Não devia ter exagerado na hora do almoço. Como se não bastassem a batidinha de limão de aperitivo, as quatro latas de cervejas, o torresmo, a linguicinha frita, tinha repetido o prato de feijão. E a feijoada estava do jeito que ele gostava, com tudo que tinha direito, rabo, pé, costelinha, paio, linguiça portuguesa, lombo, a carne seca já ficando meio desfiadinha. Agora o que ele queria era dormir até o dia seguinte. Direito tributário era a última coisa que ele queria discutir com os colegas. Pelo menos podia ficar com o cinto arriado e o botão da calça aberto. Ninguém ia ver. Ele entra na sala e todos já estão lá. Com café para tentar se manter acordado, fica escutando o Álvaro introduzir o caso, mais uma empresa farmacêutica milionária querendo pagar menos impostos, querendo mais isenções fiscais.
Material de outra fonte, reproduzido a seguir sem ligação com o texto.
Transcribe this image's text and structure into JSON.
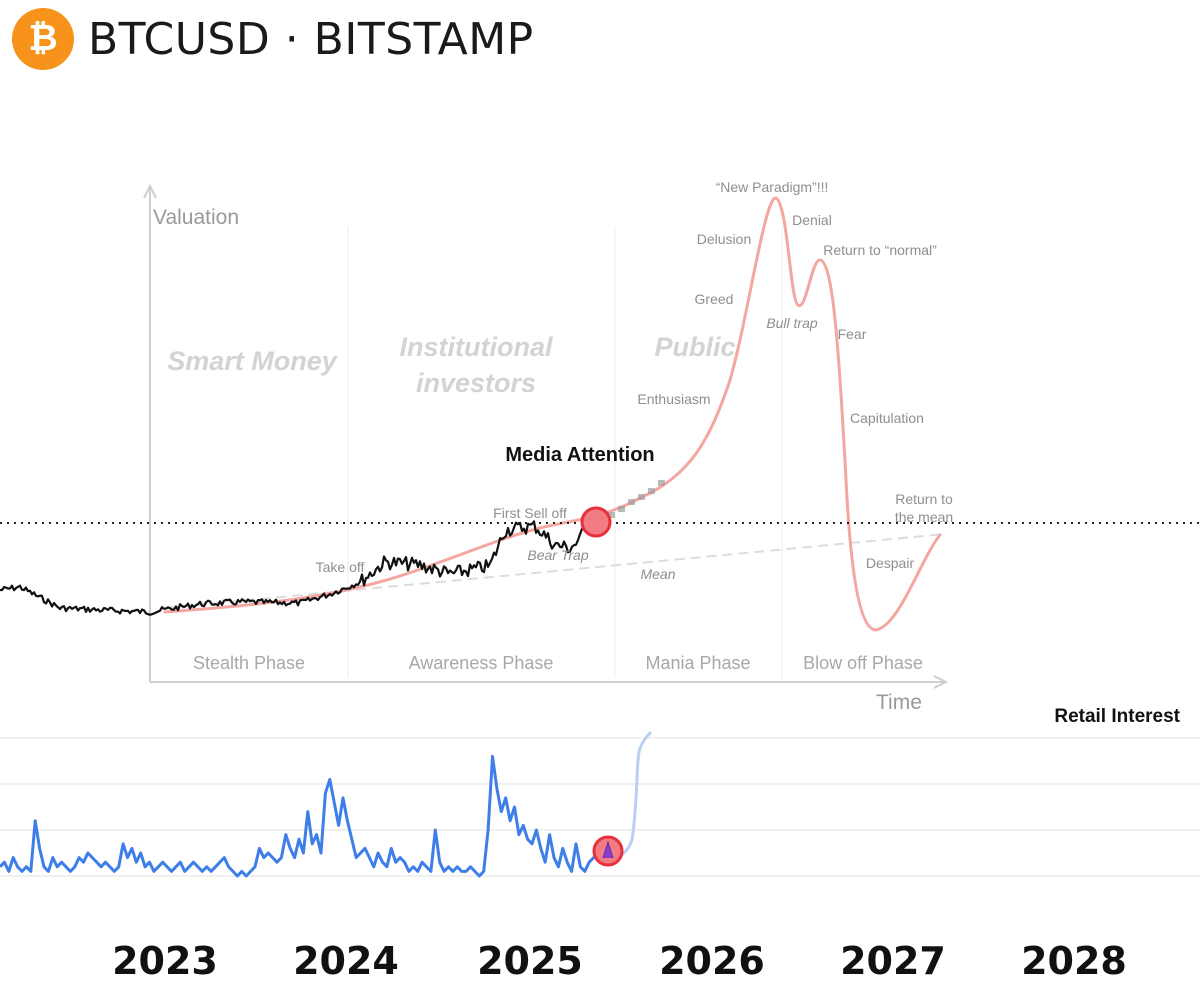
{
  "header": {
    "logo_icon": "bitcoin-icon",
    "logo_glyph": "₿",
    "logo_color": "#F7931A",
    "title": "BTCUSD · BITSTAMP"
  },
  "chart_data": [
    {
      "type": "line",
      "title": "",
      "xlabel": "Time",
      "ylabel": "Valuation",
      "colors": {
        "cycle_curve": "#F4A7A0",
        "price": "#111111",
        "projection": "#999999",
        "marker": "#E8303A"
      },
      "zone_labels": [
        "Smart Money",
        "Institutional investors",
        "Public"
      ],
      "phase_labels": [
        "Stealth Phase",
        "Awareness Phase",
        "Mania Phase",
        "Blow off Phase"
      ],
      "curve_labels": [
        "Take off",
        "First Sell off",
        "Bear Trap",
        "Mean",
        "Enthusiasm",
        "Greed",
        "Delusion",
        "“New Paradigm”!!!",
        "Denial",
        "Bull trap",
        "Return to “normal”",
        "Fear",
        "Capitulation",
        "Return to the mean",
        "Despair"
      ],
      "annotation": "Media Attention"
    },
    {
      "type": "line",
      "title": "Retail Interest",
      "x_ticks": [
        "2023",
        "2024",
        "2025",
        "2026",
        "2027",
        "2028"
      ],
      "series": [
        {
          "color": "#3D7EE8",
          "values": [
            2,
            3,
            1,
            4,
            2,
            1,
            2,
            1,
            12,
            6,
            2,
            1,
            4,
            2,
            3,
            2,
            1,
            2,
            4,
            3,
            5,
            4,
            3,
            2,
            3,
            2,
            1,
            2,
            7,
            4,
            6,
            3,
            5,
            2,
            3,
            1,
            2,
            3,
            2,
            1,
            2,
            3,
            1,
            2,
            3,
            2,
            1,
            2,
            1,
            2,
            3,
            4,
            2,
            1,
            0,
            1,
            0,
            1,
            2,
            6,
            4,
            5,
            4,
            3,
            4,
            9,
            6,
            4,
            8,
            5,
            14,
            7,
            9,
            5,
            18,
            21,
            16,
            11,
            17,
            12,
            8,
            4,
            5,
            6,
            4,
            2,
            5,
            3,
            2,
            6,
            3,
            4,
            3,
            1,
            2,
            1,
            3,
            2,
            1,
            10,
            3,
            1,
            2,
            1,
            2,
            1,
            1,
            2,
            1,
            0,
            1,
            10,
            26,
            19,
            14,
            17,
            12,
            15,
            9,
            11,
            8,
            7,
            10,
            6,
            3,
            9,
            4,
            2,
            6,
            3,
            1,
            7,
            2,
            1,
            3,
            4,
            5
          ]
        }
      ]
    }
  ]
}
A feijoada se mexe na sua barriga, barriga que ele sabe que ficou muito maior desde que a pandemia começou. Os sinais são claros, o torresminho e o molho de pimenta fazendo efeito. Sabe que só tem uma forma de se aliviar. Fecha os olhos, relaxa o corpo e solta um peido retumbante. Daqueles que termina assoviando. Volta a olhar para o Álvaro quando repara o olhar surpreso do colega que começa a rir. Só aí percebe que seu microfone estava aberto.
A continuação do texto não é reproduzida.